John Hardin wrote:
On Fri, 24 Apr 2009, LuKreme wrote:
On 24-Apr-2009, at 10:41, Igor Chudov wrote:
I get a shipload of spams like this one:
http://igor.chudov.com/tmp/spam007.txt
Scores very high here.
2.0 URIBL_BLACK Contains an URL listed in the URIBL blacklist
[URIs: tgifriday.info]
Igor, you might also want to implement greylisting, to give the URIBLs a
chance to list URIs that appear in these messages.
Interesting concept - do you have any data to support the hypothesis?

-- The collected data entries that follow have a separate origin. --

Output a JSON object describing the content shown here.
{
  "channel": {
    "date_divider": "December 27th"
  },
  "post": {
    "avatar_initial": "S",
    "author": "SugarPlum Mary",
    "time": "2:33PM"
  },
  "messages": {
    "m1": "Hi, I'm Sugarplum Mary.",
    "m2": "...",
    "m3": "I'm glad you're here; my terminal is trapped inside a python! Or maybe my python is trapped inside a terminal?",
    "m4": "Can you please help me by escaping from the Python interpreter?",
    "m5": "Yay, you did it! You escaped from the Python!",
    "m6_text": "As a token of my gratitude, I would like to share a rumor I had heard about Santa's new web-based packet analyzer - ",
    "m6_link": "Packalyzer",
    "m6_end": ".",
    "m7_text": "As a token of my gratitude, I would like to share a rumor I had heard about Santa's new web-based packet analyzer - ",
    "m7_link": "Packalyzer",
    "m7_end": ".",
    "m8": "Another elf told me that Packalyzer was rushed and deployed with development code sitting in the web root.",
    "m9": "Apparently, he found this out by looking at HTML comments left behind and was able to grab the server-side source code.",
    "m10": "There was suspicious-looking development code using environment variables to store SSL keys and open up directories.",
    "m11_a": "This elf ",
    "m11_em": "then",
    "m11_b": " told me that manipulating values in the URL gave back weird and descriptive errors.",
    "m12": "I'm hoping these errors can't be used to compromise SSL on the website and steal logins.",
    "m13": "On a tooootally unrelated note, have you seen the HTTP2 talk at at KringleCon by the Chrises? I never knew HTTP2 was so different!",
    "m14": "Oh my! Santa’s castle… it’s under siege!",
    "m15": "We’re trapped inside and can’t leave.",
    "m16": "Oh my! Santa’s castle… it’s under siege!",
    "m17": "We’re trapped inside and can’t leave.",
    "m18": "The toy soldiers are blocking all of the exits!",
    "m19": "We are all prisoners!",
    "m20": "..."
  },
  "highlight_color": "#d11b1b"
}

I tried looking at this a while back, but it's difficult to collect
qualitative data. I ran for a month with a short greylisting period (1
min), and a month for 30 mins and 60 mins. I looked at hit rates against
popular DNSRBLs to see if I could observe any increase in effectiveness
from IPs being added during the increased greylisting periods. I didn't
see anything conclusive that would be worth the increased delay to
legitimate new mail. Of course the study isn't very scientific as the
spamflow is likely to change from month to month. Also, only reactive
lists are likely to benefit, and only those that react quickly.
Getting back to the OP's question, I've found adding a couple of simple
body rules to check for a certain four letter 'A' word or 2-3 word
phrases works well in this instance, and I've not noticed any FPs.